Desde el primer día que la vi no me la he sacado de la cabeza. La trajeron de repente al colectivo de la hortaliza y la pusieron de coordinadora. Quién sabe de dónde vino, porque nunca antes la había visto en el Campamento, y eso que soy gavilán para las pollitas. Quizá se pasó del otro lado, o estuvo herida, o quizá es una compa y la anduvieron escondida. Vaya, me dije, por lo menos una mujer que está algo buena. Pero la verdad es que al principio algo me ahuevaba la mujer con esos aires de jefa que se gastaba, reclamando a todo mundo, igual hembra que varón: “que si dónde están las semillas de las sandías”, “por qué no está hecho el almácigo para las zanahorias”, “que si cuándo van a traer el dichoso fertilizante”. Y bueno, yo hacía lo que podía para no cometer torpezas pero no todo depende de uno en la cadena de distribución. Y le echaba mis horas ayudando en organizar la bodega, revisando los albaranes que eran un puro desastre de desordenados que estaban, en rellenar los bidones de agua, en conseguirle algunos tablones para hacer más estantes. Y ella siempre seria, sin agradecer mis desvelos.

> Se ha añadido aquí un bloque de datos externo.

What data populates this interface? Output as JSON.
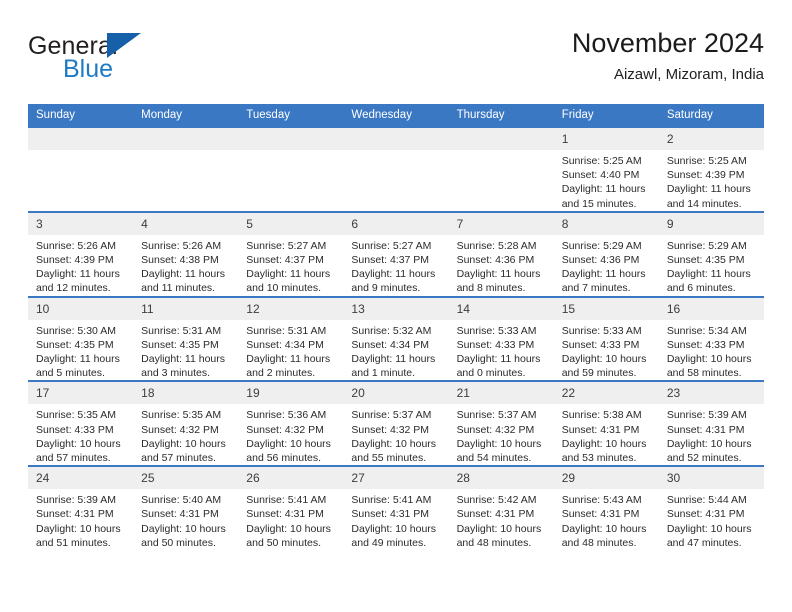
{
  "brand": {
    "name_top": "General",
    "name_bottom": "Blue",
    "triangle_color": "#1560a8",
    "blue_text_color": "#1f7ac4"
  },
  "header": {
    "title": "November 2024",
    "subtitle": "Aizawl, Mizoram, India"
  },
  "theme": {
    "header_blue": "#3b78c3",
    "daynum_band": "#efefef",
    "text": "#2b2b2b"
  },
  "weekday_headers": [
    "Sunday",
    "Monday",
    "Tuesday",
    "Wednesday",
    "Thursday",
    "Friday",
    "Saturday"
  ],
  "weeks": [
    [
      {
        "day": "",
        "blank": true
      },
      {
        "day": "",
        "blank": true
      },
      {
        "day": "",
        "blank": true
      },
      {
        "day": "",
        "blank": true
      },
      {
        "day": "",
        "blank": true
      },
      {
        "day": "1",
        "sunrise": "Sunrise: 5:25 AM",
        "sunset": "Sunset: 4:40 PM",
        "daylight": "Daylight: 11 hours and 15 minutes."
      },
      {
        "day": "2",
        "sunrise": "Sunrise: 5:25 AM",
        "sunset": "Sunset: 4:39 PM",
        "daylight": "Daylight: 11 hours and 14 minutes."
      }
    ],
    [
      {
        "day": "3",
        "sunrise": "Sunrise: 5:26 AM",
        "sunset": "Sunset: 4:39 PM",
        "daylight": "Daylight: 11 hours and 12 minutes."
      },
      {
        "day": "4",
        "sunrise": "Sunrise: 5:26 AM",
        "sunset": "Sunset: 4:38 PM",
        "daylight": "Daylight: 11 hours and 11 minutes."
      },
      {
        "day": "5",
        "sunrise": "Sunrise: 5:27 AM",
        "sunset": "Sunset: 4:37 PM",
        "daylight": "Daylight: 11 hours and 10 minutes."
      },
      {
        "day": "6",
        "sunrise": "Sunrise: 5:27 AM",
        "sunset": "Sunset: 4:37 PM",
        "daylight": "Daylight: 11 hours and 9 minutes."
      },
      {
        "day": "7",
        "sunrise": "Sunrise: 5:28 AM",
        "sunset": "Sunset: 4:36 PM",
        "daylight": "Daylight: 11 hours and 8 minutes."
      },
      {
        "day": "8",
        "sunrise": "Sunrise: 5:29 AM",
        "sunset": "Sunset: 4:36 PM",
        "daylight": "Daylight: 11 hours and 7 minutes."
      },
      {
        "day": "9",
        "sunrise": "Sunrise: 5:29 AM",
        "sunset": "Sunset: 4:35 PM",
        "daylight": "Daylight: 11 hours and 6 minutes."
      }
    ],
    [
      {
        "day": "10",
        "sunrise": "Sunrise: 5:30 AM",
        "sunset": "Sunset: 4:35 PM",
        "daylight": "Daylight: 11 hours and 5 minutes."
      },
      {
        "day": "11",
        "sunrise": "Sunrise: 5:31 AM",
        "sunset": "Sunset: 4:35 PM",
        "daylight": "Daylight: 11 hours and 3 minutes."
      },
      {
        "day": "12",
        "sunrise": "Sunrise: 5:31 AM",
        "sunset": "Sunset: 4:34 PM",
        "daylight": "Daylight: 11 hours and 2 minutes."
      },
      {
        "day": "13",
        "sunrise": "Sunrise: 5:32 AM",
        "sunset": "Sunset: 4:34 PM",
        "daylight": "Daylight: 11 hours and 1 minute."
      },
      {
        "day": "14",
        "sunrise": "Sunrise: 5:33 AM",
        "sunset": "Sunset: 4:33 PM",
        "daylight": "Daylight: 11 hours and 0 minutes."
      },
      {
        "day": "15",
        "sunrise": "Sunrise: 5:33 AM",
        "sunset": "Sunset: 4:33 PM",
        "daylight": "Daylight: 10 hours and 59 minutes."
      },
      {
        "day": "16",
        "sunrise": "Sunrise: 5:34 AM",
        "sunset": "Sunset: 4:33 PM",
        "daylight": "Daylight: 10 hours and 58 minutes."
      }
    ],
    [
      {
        "day": "17",
        "sunrise": "Sunrise: 5:35 AM",
        "sunset": "Sunset: 4:33 PM",
        "daylight": "Daylight: 10 hours and 57 minutes."
      },
      {
        "day": "18",
        "sunrise": "Sunrise: 5:35 AM",
        "sunset": "Sunset: 4:32 PM",
        "daylight": "Daylight: 10 hours and 57 minutes."
      },
      {
        "day": "19",
        "sunrise": "Sunrise: 5:36 AM",
        "sunset": "Sunset: 4:32 PM",
        "daylight": "Daylight: 10 hours and 56 minutes."
      },
      {
        "day": "20",
        "sunrise": "Sunrise: 5:37 AM",
        "sunset": "Sunset: 4:32 PM",
        "daylight": "Daylight: 10 hours and 55 minutes."
      },
      {
        "day": "21",
        "sunrise": "Sunrise: 5:37 AM",
        "sunset": "Sunset: 4:32 PM",
        "daylight": "Daylight: 10 hours and 54 minutes."
      },
      {
        "day": "22",
        "sunrise": "Sunrise: 5:38 AM",
        "sunset": "Sunset: 4:31 PM",
        "daylight": "Daylight: 10 hours and 53 minutes."
      },
      {
        "day": "23",
        "sunrise": "Sunrise: 5:39 AM",
        "sunset": "Sunset: 4:31 PM",
        "daylight": "Daylight: 10 hours and 52 minutes."
      }
    ],
    [
      {
        "day": "24",
        "sunrise": "Sunrise: 5:39 AM",
        "sunset": "Sunset: 4:31 PM",
        "daylight": "Daylight: 10 hours and 51 minutes."
      },
      {
        "day": "25",
        "sunrise": "Sunrise: 5:40 AM",
        "sunset": "Sunset: 4:31 PM",
        "daylight": "Daylight: 10 hours and 50 minutes."
      },
      {
        "day": "26",
        "sunrise": "Sunrise: 5:41 AM",
        "sunset": "Sunset: 4:31 PM",
        "daylight": "Daylight: 10 hours and 50 minutes."
      },
      {
        "day": "27",
        "sunrise": "Sunrise: 5:41 AM",
        "sunset": "Sunset: 4:31 PM",
        "daylight": "Daylight: 10 hours and 49 minutes."
      },
      {
        "day": "28",
        "sunrise": "Sunrise: 5:42 AM",
        "sunset": "Sunset: 4:31 PM",
        "daylight": "Daylight: 10 hours and 48 minutes."
      },
      {
        "day": "29",
        "sunrise": "Sunrise: 5:43 AM",
        "sunset": "Sunset: 4:31 PM",
        "daylight": "Daylight: 10 hours and 48 minutes."
      },
      {
        "day": "30",
        "sunrise": "Sunrise: 5:44 AM",
        "sunset": "Sunset: 4:31 PM",
        "daylight": "Daylight: 10 hours and 47 minutes."
      }
    ]
  ]
}
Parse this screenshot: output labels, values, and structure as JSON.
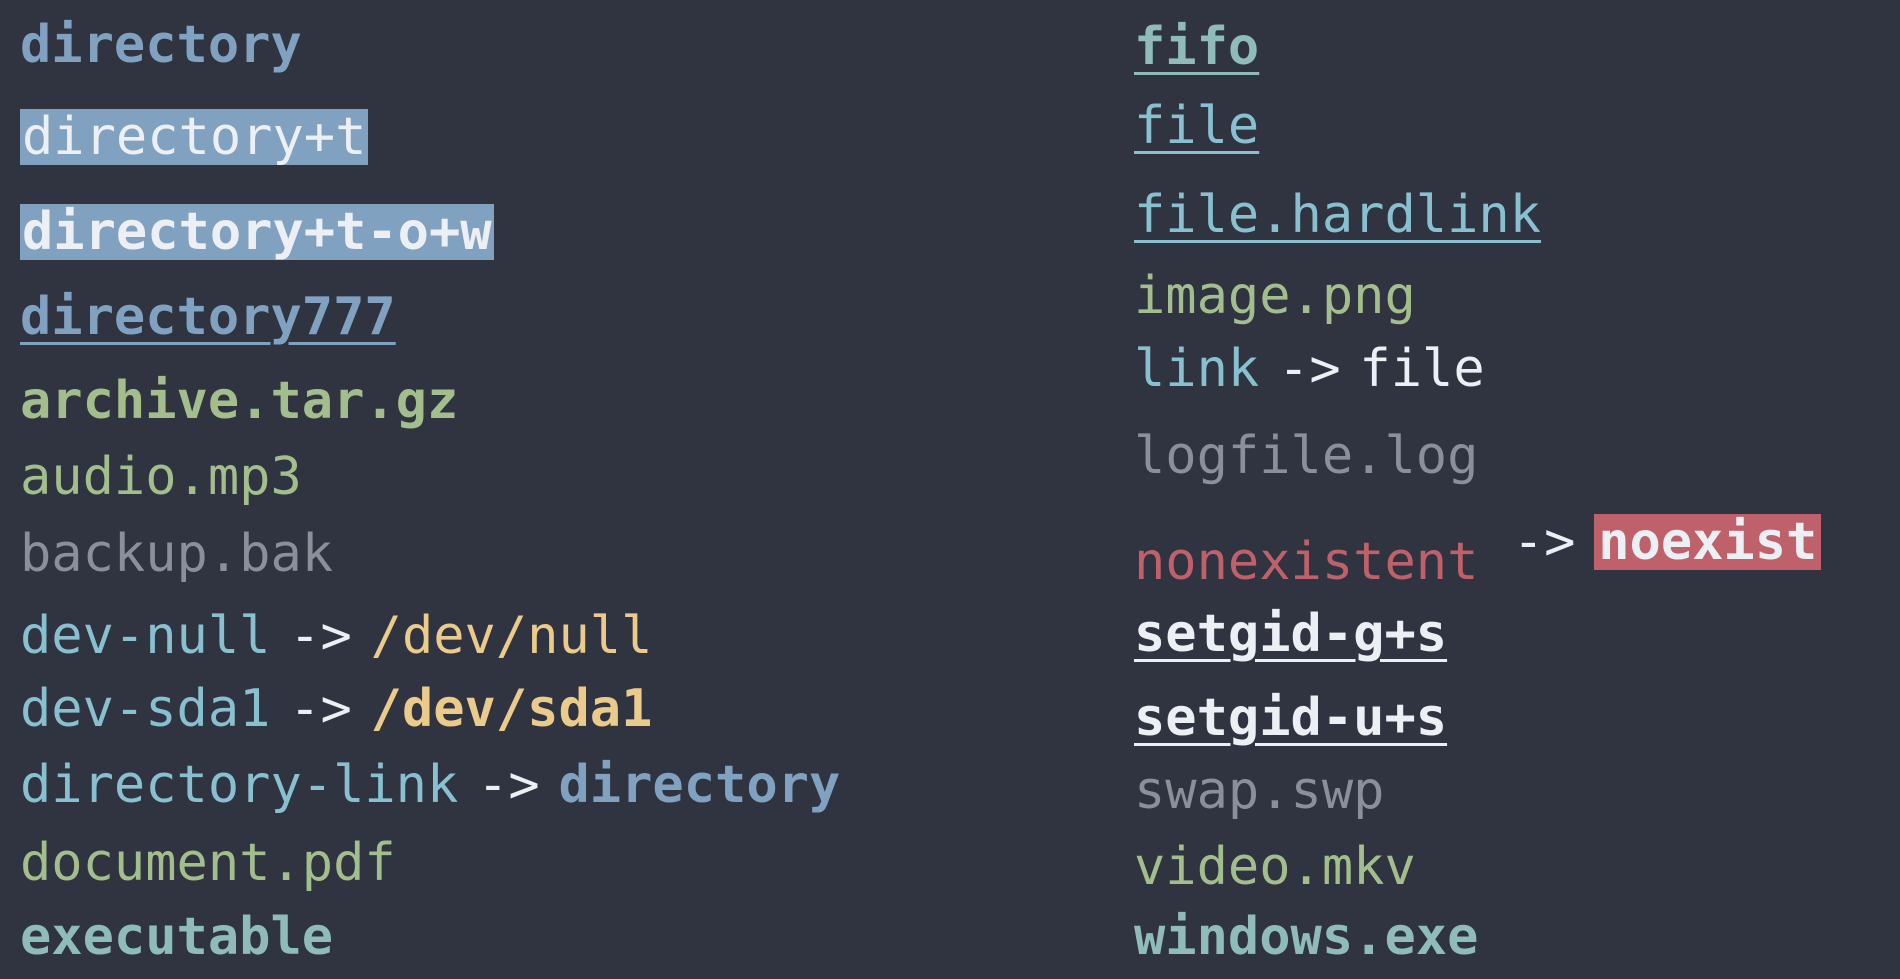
{
  "listing": {
    "arrow": "->",
    "left": [
      {
        "name": "directory"
      },
      {
        "name": "directory+t"
      },
      {
        "name": "directory+t-o+w"
      },
      {
        "name": "directory777"
      },
      {
        "name": "archive.tar.gz"
      },
      {
        "name": "audio.mp3"
      },
      {
        "name": "backup.bak"
      },
      {
        "name": "dev-null",
        "target": "/dev/null"
      },
      {
        "name": "dev-sda1",
        "target": "/dev/sda1"
      },
      {
        "name": "directory-link",
        "target": "directory"
      },
      {
        "name": "document.pdf"
      },
      {
        "name": "executable"
      }
    ],
    "right": [
      {
        "name": "fifo"
      },
      {
        "name": "file"
      },
      {
        "name": "file.hardlink"
      },
      {
        "name": "image.png"
      },
      {
        "name": "link",
        "target": "file"
      },
      {
        "name": "logfile.log"
      },
      {
        "name": "nonexistent",
        "target": "noexist"
      },
      {
        "name": "setgid-g+s"
      },
      {
        "name": "setgid-u+s"
      },
      {
        "name": "swap.swp"
      },
      {
        "name": "video.mkv"
      },
      {
        "name": "windows.exe"
      }
    ]
  },
  "colors": {
    "background": "#2f3440",
    "directory": "#81a1c1",
    "archive_media": "#a3be8c",
    "dim": "#8a8f99",
    "symlink": "#88c0d0",
    "device": "#ebcb8b",
    "broken": "#bf616a",
    "executable": "#8fbcbb"
  }
}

Como era bonita, me arreglaba un poco más para no parecer plebe: la camisa abotonada, el pelo engominado, el pantalón todo chivo. Porque ya le había notado que ella me miraba con ojos golosos, no de jefa, sino de mujer; ojos que me sonreían aunque la cara estuviera seria. Y yo, pues también la miraba con ojitos tiernos, que en aquellos días no tenía ninguna novia a la que guardarle las ausencias.
Así anduvimos mareando la perdiz un tiempito, hasta que una tarde en que se me paró delante con todo su mujerío. Yo estaba sentado en el suelo de la bodega, organizando los clavos de hierro, que estaban todos revueltos. Cada uno lo ponía donde le correspondía: los de cinco pulgadas en la caja de los de a cinco, los de a tres en la caja de a tres, y así con todos, porque luego no había tales de hallar el clavo que uno necesitaba. En esas tareas andaba, que ya se había pasado la hora de salir, cuando ella se me paró delante, casi encima, con el vuelo del vestido a la altura de la nariz y las botas justo entre mis piernas.
−Bueno, ¿y qué ondas contigo?
Nada más decírmelo yo ya supe que íbamos a dormir juntos esa noche, antes de alzar el rostro y sonreírle. Y mientras me ponía de pie para verle de cerquita el rostro, que casi se le sonroja, y acariciarle con las yemas de los dedos esa piel trigueña que era como de terciopelo, ya sabía que la maniobra me iba a traer problemas porque, aunque no esté escrito en ninguna parte, nadie acepta que una refugiada se junte con un hondureño.